The third risk factor is that the company is heavily dependent on the use of information technology to support its operations. For this reason, any material failure, security breaches, interruption or inadequacy of the technologies used by the company could severely harm the ability to operate and realize the stated financial objectives (Strong 2009, p. 46). The company uses various information technology systems across its operations such as point of sale processing, administrative functions, supply chain management and payment processing. The company’s ability to manage its businesses effectively depends on the capacity, reliability, and integrity of the various technological systems it uses. Although the company has put adequate security measures in place, it may not be able to prevent some aspects of failure especially those caused by catastrophic events, power outages, and system upgrade. Such failures can be too costly for the company.
Lastly, Starbucks is highly dependent on the financial performance of its American segment. Between 2010 and 2016, the American segment accounted for nearly 70% of the company’s consolidated net revenues. The greatest financial risk here is that if revenue from the American segment declines or slows, the other segments may not be able to make up for the losses. In effect, the company’s overall financial results could suffer massively. Since the Americas market is relatively mature (especially Canada and the United States) any slowdown could result in the lack of resources for funding expansion into other markets (Howard 2012, p. 72).
Conclusion
Analysis of Starbucks’ financial results for the 2015 fiscal year, as well as, the previous years demonstrate sustained determination by the company’s management to make sound business decisions. Overall, the company’s net revenue has been growing consistently, with all segments recording steady increase in revenue and operating margins. The American market is by far the largest and best-performing segment in terms of sales revenue and growth. Accordingly, Starbucks has committed substantial resources to support its business operations across the American continent. The company is also looking for opportunities in other parts of the world, especially in Europe and Asia. These two regions have shown strong potentials for increased profitability.

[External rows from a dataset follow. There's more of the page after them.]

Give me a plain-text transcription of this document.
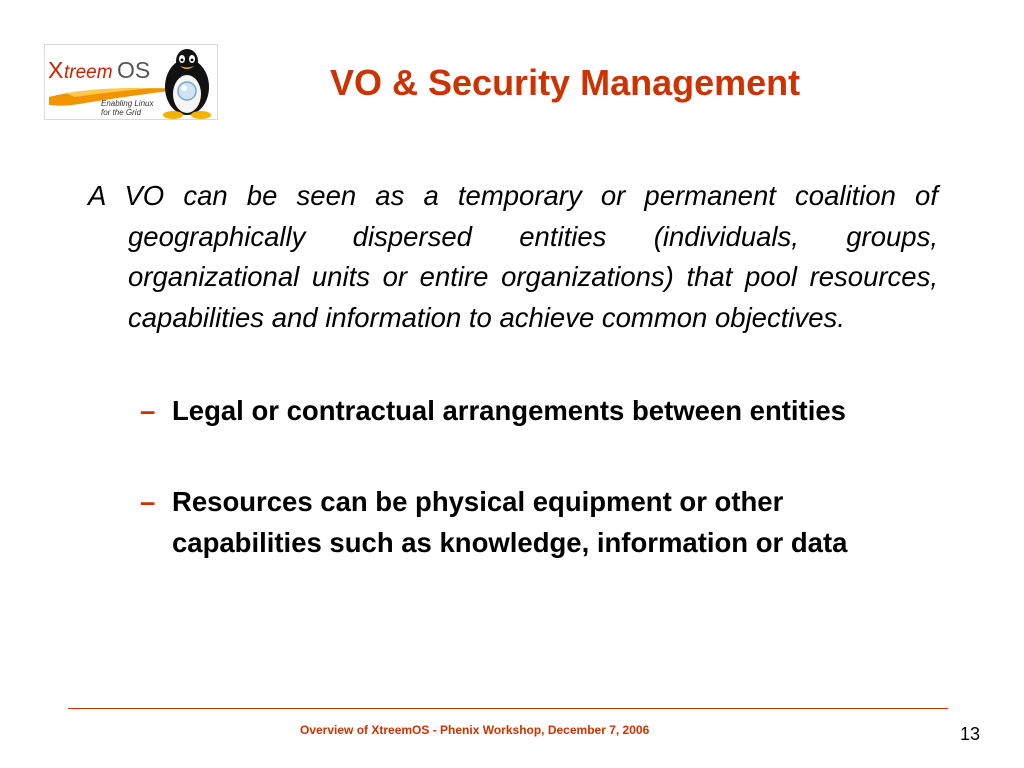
X treem OS
Enabling Linux
for the Grid
VO & Security Management
A VO can be seen as a temporary or permanent coalition of geographically dispersed entities (individuals, groups, organizational units or entire organizations) that pool resources, capabilities and information to achieve common objectives.
– Legal or contractual arrangements between entities
– Resources can be physical equipment or other capabilities such as knowledge, information or data
Overview of XtreemOS - Phenix Workshop, December 7, 2006	13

Looking forward, Starbucks expects to continue recording high levels of revenue growth in the short-term. It will achieve this by sticking to its core values of product quality and customer service excellence, and by opening new stores across the world. The company also looks to leverage investment in new platforms such as mobile orders. Competition, fluctuations in prices and supply of raw materials and technological changes are some of the most important factors that may affect Starbucks financial viability. The company is actively monitoring the market to ensure that external factors do not cause adverse effects on its business operations.